REPUBLIKA.CO.ID, JAKARTA --- Pertumbuhan ekonomi kuartal I-2015 diproyeksikan berada di bawah 5 persen. Pelambatan tersebut dinilai akan berdampak pada turunnya likuiditas perbankan.
Chief Economist Bank BRI Anggito Abimanyu mengatakan, likuiditas bank umum di Bank Indonesia pada tanggal 24 April 2015 turun Rp 50 triliun menjadi Rp 98 triliun dibandingkan dengan akhir Maret 2015 yang sebesar Rp 148 triliun, atau secara year to date turun 22 persen.
Menurutnya, turunnya likuiditas bank umum di rekening BI yang mengalami penurunan cukup drastis menunjukkan likuiditas semakin ketat. Likuiditas yang turun, lanjutnya, dapat menyebabkan persaingan bunga perbankan semakin tinggi.
Implikasi pelambatan ekonomi pada likuiditas perbankan akan ada potensi penurunan kenaikan dana pihak ketiga (DPK) secara nasional. Jika rencana pemerintah ekonomi bisa tumbuh 7 persen, ada potensi kenaikan DPK yang bisa ditabung perbankan sebesar Rp 600 triliun.
"Tapi melihat kondisi kuartal I-2015 tidak ada perbaikan maka potensi kenaikan DPK turun menjadi Rp 484,9 triliun. Ini mengakibatkan kegiatan ekonomi turun, pendapatan masyarakat turun, dan potensi menabung turun," jelas Anggito di Jakarta, Senin (27/4).
Anggito memperkirakan, koreksi pertumbuhan ekonomi itu akan terjadi pengetatan likuditas.

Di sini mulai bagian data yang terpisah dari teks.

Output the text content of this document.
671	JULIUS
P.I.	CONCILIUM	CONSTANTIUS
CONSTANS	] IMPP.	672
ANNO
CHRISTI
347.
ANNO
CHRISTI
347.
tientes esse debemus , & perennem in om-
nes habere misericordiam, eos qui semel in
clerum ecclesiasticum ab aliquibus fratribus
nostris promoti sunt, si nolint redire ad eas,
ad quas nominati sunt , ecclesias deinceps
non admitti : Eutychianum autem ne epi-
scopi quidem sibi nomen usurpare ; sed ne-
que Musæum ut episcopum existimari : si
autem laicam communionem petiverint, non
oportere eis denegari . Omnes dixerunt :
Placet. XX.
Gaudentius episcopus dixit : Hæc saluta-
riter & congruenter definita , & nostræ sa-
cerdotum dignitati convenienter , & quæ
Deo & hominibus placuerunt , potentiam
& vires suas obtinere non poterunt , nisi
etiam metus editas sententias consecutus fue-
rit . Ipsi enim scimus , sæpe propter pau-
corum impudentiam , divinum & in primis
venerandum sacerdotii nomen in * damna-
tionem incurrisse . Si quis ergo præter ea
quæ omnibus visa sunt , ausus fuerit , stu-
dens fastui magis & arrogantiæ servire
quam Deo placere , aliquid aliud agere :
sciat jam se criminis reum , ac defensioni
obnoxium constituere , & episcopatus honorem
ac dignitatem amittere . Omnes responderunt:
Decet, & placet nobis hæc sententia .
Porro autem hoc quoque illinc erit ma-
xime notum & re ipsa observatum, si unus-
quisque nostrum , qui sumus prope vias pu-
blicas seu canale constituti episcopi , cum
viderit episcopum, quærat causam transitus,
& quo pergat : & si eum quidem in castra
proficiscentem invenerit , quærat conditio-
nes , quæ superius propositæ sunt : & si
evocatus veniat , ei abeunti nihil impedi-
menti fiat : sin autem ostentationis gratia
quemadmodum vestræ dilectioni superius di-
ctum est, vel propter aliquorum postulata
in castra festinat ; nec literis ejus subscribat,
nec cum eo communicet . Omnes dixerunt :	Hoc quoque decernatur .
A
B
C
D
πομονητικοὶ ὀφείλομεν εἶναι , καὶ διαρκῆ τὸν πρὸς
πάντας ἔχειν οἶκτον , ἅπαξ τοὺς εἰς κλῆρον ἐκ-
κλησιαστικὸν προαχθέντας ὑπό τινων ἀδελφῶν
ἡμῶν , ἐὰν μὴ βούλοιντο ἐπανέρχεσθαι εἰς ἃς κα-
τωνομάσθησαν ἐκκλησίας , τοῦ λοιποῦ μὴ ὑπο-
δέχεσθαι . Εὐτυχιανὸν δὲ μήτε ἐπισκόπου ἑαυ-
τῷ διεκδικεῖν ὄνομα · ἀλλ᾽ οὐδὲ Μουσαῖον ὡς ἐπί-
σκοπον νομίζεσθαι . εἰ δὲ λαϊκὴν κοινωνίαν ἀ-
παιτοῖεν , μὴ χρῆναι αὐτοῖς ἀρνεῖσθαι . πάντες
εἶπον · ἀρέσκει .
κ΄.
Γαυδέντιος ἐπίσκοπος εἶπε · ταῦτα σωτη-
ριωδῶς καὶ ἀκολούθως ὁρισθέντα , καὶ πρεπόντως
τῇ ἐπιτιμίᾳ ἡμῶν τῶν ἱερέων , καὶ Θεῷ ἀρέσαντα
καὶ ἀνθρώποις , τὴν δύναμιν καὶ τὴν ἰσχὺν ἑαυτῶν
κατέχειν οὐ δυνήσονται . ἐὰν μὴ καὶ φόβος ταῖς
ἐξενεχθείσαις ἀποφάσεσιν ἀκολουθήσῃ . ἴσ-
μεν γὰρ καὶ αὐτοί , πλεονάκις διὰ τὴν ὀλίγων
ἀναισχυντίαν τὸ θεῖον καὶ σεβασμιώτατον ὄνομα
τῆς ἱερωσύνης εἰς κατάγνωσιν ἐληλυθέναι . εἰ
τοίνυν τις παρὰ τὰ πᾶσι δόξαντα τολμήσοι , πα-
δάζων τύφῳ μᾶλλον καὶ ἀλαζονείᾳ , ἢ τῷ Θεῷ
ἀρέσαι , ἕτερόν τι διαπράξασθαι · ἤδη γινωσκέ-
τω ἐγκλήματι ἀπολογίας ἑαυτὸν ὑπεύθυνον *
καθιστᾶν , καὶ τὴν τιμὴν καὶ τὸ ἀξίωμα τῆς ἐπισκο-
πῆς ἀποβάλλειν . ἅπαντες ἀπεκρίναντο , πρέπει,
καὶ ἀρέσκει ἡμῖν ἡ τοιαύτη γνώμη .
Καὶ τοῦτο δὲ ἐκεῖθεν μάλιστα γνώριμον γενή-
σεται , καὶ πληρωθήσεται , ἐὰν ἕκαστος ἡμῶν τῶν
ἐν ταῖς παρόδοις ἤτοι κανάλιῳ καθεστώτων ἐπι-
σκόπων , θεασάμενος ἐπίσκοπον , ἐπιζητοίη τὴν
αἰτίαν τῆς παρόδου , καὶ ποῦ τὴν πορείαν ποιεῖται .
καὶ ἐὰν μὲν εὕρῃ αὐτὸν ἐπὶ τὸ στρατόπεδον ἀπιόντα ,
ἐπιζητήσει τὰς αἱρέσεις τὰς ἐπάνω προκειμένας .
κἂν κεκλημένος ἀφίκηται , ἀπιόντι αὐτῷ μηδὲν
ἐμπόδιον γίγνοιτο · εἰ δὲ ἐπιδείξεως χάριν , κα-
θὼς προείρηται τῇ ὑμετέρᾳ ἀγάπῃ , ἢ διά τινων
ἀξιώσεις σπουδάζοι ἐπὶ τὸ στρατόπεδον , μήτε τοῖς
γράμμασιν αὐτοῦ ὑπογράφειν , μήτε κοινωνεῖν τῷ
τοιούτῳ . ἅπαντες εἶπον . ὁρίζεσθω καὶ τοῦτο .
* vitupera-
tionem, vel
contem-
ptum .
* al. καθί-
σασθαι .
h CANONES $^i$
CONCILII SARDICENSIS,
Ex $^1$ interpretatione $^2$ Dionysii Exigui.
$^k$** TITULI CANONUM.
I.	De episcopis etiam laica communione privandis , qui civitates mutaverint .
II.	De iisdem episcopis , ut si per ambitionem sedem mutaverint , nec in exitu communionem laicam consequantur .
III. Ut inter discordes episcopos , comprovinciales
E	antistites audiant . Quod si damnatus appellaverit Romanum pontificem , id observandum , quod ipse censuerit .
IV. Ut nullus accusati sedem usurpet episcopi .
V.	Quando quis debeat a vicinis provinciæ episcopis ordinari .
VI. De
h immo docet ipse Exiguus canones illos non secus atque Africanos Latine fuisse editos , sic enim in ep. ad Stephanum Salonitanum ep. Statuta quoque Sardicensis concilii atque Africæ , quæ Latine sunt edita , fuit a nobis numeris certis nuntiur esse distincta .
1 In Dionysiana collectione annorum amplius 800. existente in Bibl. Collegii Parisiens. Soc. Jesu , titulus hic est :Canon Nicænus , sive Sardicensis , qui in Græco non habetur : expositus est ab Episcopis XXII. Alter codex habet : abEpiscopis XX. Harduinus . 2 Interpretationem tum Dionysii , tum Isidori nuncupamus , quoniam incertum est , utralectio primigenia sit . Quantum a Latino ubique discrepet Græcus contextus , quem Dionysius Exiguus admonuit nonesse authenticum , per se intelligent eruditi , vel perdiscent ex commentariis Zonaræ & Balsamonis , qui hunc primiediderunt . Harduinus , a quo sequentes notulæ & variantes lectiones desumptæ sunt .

Tentu ekspekasinya adalah kenaikan suku bunga, namun tergantung strategi masing-masing bank. Perhatian bank adalah bagaimana likuiditas cukup untuk melakukan fungsi intermediasi.
Meskipun, saat ini tidak ada kekurangan likuiditas, atau masih ekses di pasar. Namun, jika bank ingin tumbuh harus punya likuiditas. Sedangkan lukuiditas di pasar ada tapi mahal. Perbankan akan punya strategi masing-masing untuk memenangkan persaingan. "Kalau di bank BUMN ada kesepakatan untuk mengurangi perang suku bunga. Ada potensi persaingan, itu harus dikelola dengan baik," imbuhnya.
Menurutnya, kebijakan aturan penambahan obligasi dalam penghitungan LDR atau memasukkan sekuritas yang diterbitkan ke LDR akan sangat menolong perbankan. Sebab, beberapa bank memperoleh sumber pendapatan dari obligasi. Misalnya Bank Tabungan Negara yang mengandalkan pembiayaan jangka panjang. Jika komponen itu tidak pernah dihitung dalam LDR, akan membuat bank berlomba-lomba mencari deposit.